Neuropsychology and Cognition Late Breaking Abstracts

LB1210 - Cerebrospinal fluid inflammatory profile of cognitive dysfunction in newly diagnosed multiple sclerosis patients (ID 2066)

Speakers
  • M. Pitteri
Authors
  • M. Pitteri
  • R. Magliozzi
  • S. Ziccardi
  • A. Pisani
  • M. Calabrese
Presentation Number
LB1210
Presentation Topic
Neuropsychology and Cognition

Abstract

Background

Increased cerebrospinal fluid (CSF) expression of proinflammatory cytokines (IFNG, TNF, IL2, and IL22) and molecules related to sustained B-cell activity and lymphoid-neogenesis (CXCL13, CXCL10, LTa, IL6, and IL10) was found associated to increase cortical grey matter (GM) pathology and more active and severe disease outcome either in naive MS patients or in post-mortem MS cases. Cognitive impairment (CI) is one of the main features of GM damage in MS and can be early observed in newly diagnosed MS patients.

Objectives

To investigate whether a potential link between CSF inflammatory profile and CI exists in newly diagnosed MS patients.

Methods

Sixty-nine, treatment-naïve MS patients (54 F, age=37.3±11.6 ys; education=14.4±3.5 years) underwent an extended battery of neuropsychological tests (median time between LP and neuropsychological assessment: 1 month) and the protein analysis of the levels of 57 inflammatory mediators by using customized immune-assay multiplex Bio-Plex X200. MS patients were classified into three groups (Cognitively Normal: CN; mild CI: mCI; severe CI: sCI) according to the number of neuropsychological tests below the cut-off (5th percentile).

Results

Increased CSF levels of CXCL13 were detected in sCI (mean=29.6pg/ml±SD=59.3) compared to both CN (5.5±9.6) and mCI (6.7±6.3) patients. Furthermore, in mCI compared to CN patients were found higher levels of CHI3L1 (mCI: 5431.7±31942.7; CN: 32743.6±18050.9), CX3CL1 (mCI: 550.7±402.2; CN: 311.7±146.1), IL8 (mCI: 116.5±128.6; CN: 43.1±30.5), CCL3 (mCI: 8.8±7.7; CN: 4.7±2.7), CCL19 (mCI: 164.5±117.0; CN: 83.8±93.4), sTNFr2 (mCI: 1017.9±761.3; CN: 550.1±366.6), and CCL8 (mCI: 590.4±1097.6; CN: 97.4±194.5). Finally, in sCI compared to CN patients were found higher levels of IL22 (sCI: 46.5±43.7; CN: 17.1±15.2), IL35 (sCI: 330.0±214.2; CN: 192.1±133.2), IL12 (sCI: 31.0±37.1; CN: 9.6±11.9), and LIGHT (sCI: 291.3±519.3; CN: 61.6±100.1). In particular, significant correlations were found between the cytokines-chemokines and tests of memory, attention/executive functions, and information processing speed. No significant difference in the CSF Nf-L level was found among the three groups (p=.96).

Conclusions

The presence of CI might be reflected by increased CSF levels of inflammatory mediators.
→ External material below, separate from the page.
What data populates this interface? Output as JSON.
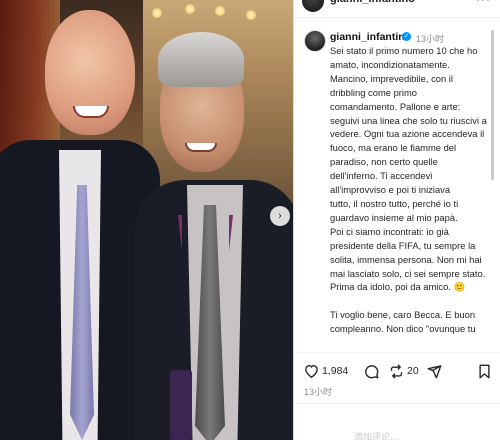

In particular, we found a specific molecular pattern discriminating CN (innate immunity) from mCI and sCI (B-cell chemotaxis and activity). These results demonstrate, for the first time, that specific intrathecal inflammatory milieu might possibly contribute to the MS-related cognitive impairment since the early phases of MS disease.